Worked Up Camp happens. It was a dream come true for me, and I hope it was for the students and their dogs. Here are my takeaways:
When people walk the walk, the talk just happens. I mean to say that I saw campers prioritizing daily decompression for their dogs. I saw campers treat each other with kindness and respect. I saw campers embrace tough learning moments, and laugh through their struggles. Every single day I saw people thinking hard, working hard, and holding their dogs to a very high regard. The questions were thoughtful, the work was quality, and everyone was there to elevate, not to “practice.” When I launched the Worked Up online course I had no idea what a community it would build. That community is why I hosted this camp, and they did not disappoint.

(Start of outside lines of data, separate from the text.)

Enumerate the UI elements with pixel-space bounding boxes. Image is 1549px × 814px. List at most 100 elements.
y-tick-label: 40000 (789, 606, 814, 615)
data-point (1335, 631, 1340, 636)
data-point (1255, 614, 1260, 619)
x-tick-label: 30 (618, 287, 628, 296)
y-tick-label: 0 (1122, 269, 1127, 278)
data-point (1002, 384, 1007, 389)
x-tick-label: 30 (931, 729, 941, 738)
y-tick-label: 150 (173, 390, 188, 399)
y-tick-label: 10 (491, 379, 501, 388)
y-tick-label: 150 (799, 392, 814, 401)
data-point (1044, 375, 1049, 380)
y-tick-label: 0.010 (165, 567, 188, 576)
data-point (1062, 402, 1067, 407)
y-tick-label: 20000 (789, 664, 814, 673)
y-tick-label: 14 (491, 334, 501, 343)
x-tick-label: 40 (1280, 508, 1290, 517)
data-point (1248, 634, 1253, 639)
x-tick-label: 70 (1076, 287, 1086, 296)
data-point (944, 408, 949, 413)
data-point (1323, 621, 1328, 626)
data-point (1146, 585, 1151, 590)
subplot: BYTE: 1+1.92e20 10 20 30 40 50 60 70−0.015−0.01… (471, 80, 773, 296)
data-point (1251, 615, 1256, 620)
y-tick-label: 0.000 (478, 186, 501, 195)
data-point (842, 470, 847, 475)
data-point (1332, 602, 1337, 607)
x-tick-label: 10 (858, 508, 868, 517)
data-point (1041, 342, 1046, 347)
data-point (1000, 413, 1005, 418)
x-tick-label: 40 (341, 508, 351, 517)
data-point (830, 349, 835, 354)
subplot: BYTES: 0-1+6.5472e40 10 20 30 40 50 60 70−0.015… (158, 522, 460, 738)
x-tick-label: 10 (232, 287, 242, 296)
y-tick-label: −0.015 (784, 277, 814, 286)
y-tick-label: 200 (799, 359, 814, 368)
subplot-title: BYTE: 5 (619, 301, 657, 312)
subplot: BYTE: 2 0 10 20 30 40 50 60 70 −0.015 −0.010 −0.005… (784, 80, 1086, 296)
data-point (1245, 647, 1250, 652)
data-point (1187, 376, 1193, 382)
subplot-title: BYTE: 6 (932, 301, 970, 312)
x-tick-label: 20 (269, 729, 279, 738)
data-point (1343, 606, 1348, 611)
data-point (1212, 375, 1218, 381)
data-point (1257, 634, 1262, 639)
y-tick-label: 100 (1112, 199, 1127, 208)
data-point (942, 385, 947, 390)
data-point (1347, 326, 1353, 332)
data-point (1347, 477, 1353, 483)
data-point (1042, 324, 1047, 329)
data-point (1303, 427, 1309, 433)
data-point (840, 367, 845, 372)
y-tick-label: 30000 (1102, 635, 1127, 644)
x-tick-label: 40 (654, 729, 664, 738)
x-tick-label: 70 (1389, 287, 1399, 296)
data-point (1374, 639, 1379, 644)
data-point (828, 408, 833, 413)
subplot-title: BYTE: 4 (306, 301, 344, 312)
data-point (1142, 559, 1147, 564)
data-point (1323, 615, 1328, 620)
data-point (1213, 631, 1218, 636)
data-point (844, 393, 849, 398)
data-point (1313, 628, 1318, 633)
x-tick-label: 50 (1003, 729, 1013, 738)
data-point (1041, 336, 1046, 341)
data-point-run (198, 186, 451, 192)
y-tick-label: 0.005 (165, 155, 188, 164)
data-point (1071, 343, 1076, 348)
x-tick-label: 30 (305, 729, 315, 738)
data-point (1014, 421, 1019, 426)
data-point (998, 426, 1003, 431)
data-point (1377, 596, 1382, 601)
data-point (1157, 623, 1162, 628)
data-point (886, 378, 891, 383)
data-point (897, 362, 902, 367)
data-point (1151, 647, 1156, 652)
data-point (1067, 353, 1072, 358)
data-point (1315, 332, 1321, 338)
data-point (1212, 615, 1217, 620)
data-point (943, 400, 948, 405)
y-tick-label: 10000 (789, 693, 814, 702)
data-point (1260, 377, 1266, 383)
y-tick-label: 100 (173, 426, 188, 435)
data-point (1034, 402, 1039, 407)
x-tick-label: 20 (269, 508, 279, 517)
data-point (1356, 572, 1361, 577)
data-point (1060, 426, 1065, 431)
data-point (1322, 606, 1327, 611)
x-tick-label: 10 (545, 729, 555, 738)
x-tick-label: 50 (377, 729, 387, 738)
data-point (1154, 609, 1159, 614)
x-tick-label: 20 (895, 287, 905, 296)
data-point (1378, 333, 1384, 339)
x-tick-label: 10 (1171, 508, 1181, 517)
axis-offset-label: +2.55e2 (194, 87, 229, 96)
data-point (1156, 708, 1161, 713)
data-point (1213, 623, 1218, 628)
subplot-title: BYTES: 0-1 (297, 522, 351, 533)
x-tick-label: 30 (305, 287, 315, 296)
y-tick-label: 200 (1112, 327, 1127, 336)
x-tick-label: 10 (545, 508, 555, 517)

Pick your team, and the rest will be easy. I did not do this alone. I never do anything alone. My assistant coach, Casey Coughlin of Inspiration Canine in Connecticut was exactly the person I wanted to teach opposite for this camp. She knows the program inside and out, she is kind and clear in her coaching, and her dog training eye is a good one. But I had so much more help than just Casey! Ashley Johnson and Brandi Oakley, both talented Worked Up alumna and fine trainers themselves traveled far to work their buns off for me. I could not have done this thing without their help.
The swag bag to end all swag bags…. Yeah, it was the best swag bag ever. Zukes, The Honest Kitchen, Bixbi, Northwest Naturals, and Outward Hound all contributed to making these bags some of the best I have ever seen. Jealous? You should be.
Of course, improvements can be made and I am already hard at work planning next year’s camp. I know several things I am going to change, which is pretty much how I operate. Who wants to do the same thing twice?